Les pays riches ne peuvent pas penser qu’avec des murs sur le Rio Bravo ou des contrôles navals en Méditerranée, ils pourront « contrôler les futures migrations ». Alors que la situation dans le Sud était déjà très complexe avant la pandémie, elle va maintenant s’aggraver.
« Migrer, c’est le réflexe logique des populations latino-américaines, africaines et autres- Il s’agira de chercher des alternatives là où elles peuvent exister », explique Beat Schmid.

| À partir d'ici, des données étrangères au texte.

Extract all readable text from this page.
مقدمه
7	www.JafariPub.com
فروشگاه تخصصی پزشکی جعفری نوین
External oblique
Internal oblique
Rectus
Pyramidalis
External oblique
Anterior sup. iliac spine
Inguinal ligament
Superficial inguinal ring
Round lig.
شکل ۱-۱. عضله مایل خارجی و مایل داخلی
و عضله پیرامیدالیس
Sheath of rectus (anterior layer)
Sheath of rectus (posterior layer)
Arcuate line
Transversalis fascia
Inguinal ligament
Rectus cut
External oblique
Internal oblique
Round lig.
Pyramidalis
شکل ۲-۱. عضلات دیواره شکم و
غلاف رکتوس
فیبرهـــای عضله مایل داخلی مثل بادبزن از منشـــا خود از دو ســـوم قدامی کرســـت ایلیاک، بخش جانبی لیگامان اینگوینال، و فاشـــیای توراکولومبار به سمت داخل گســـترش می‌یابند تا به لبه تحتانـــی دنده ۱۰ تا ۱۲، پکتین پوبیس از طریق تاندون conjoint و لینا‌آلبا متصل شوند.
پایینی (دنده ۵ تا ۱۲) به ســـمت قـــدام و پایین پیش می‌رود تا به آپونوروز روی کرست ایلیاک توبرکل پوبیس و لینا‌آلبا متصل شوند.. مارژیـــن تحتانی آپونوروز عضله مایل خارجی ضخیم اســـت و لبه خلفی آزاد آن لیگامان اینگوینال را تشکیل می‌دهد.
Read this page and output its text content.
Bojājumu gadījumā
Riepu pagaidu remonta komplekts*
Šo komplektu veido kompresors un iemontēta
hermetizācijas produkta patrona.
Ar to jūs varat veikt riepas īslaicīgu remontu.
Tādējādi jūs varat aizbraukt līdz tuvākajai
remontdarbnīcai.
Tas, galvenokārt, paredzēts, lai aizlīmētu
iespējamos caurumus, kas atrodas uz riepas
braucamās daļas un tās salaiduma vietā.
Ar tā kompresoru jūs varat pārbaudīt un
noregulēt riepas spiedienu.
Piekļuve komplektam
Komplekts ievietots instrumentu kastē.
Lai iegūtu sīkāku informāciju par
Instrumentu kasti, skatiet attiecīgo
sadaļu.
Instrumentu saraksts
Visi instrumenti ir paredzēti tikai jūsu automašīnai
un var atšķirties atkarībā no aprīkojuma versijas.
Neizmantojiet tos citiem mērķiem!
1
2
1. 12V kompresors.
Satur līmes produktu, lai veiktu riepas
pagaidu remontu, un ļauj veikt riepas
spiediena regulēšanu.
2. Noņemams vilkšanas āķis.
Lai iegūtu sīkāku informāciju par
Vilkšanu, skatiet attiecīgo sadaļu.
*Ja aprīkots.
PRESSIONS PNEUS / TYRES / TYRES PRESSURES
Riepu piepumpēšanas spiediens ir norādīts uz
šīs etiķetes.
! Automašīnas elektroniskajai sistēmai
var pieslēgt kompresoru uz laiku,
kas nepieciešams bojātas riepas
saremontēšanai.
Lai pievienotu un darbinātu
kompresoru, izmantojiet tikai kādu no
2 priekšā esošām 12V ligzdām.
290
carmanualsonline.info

Nous entrons, ajoute-t-il, dans une nouvelle ère. Les impacts économiques qui commencent tout juste à être visualisés vont être dramatiques. Des millions de nouveaux pauvres. La faim grandit dans de nombreuses régions. D’où l’importance pour le Nord de redéfinir à la hausse les montants de la coopération. La pandémie, la crise sociale et climatique sont mondiales et elles vont au-delà des frontières et des contrôles migratoires. Cette réflexion, conclut-il, doit également s’incarner dans le mouvement de solidarité suisse et européen. « C’est le moment des redéfinitions. Nous ne pouvons pas rester dans une solidarité nostalgique. Nous devons l’adapter à la nouvelle réalité mondiale qui frappe déjà à notre porte et qui exige de nouvelles formes d’action », conclut-il. (Sergio Ferrari)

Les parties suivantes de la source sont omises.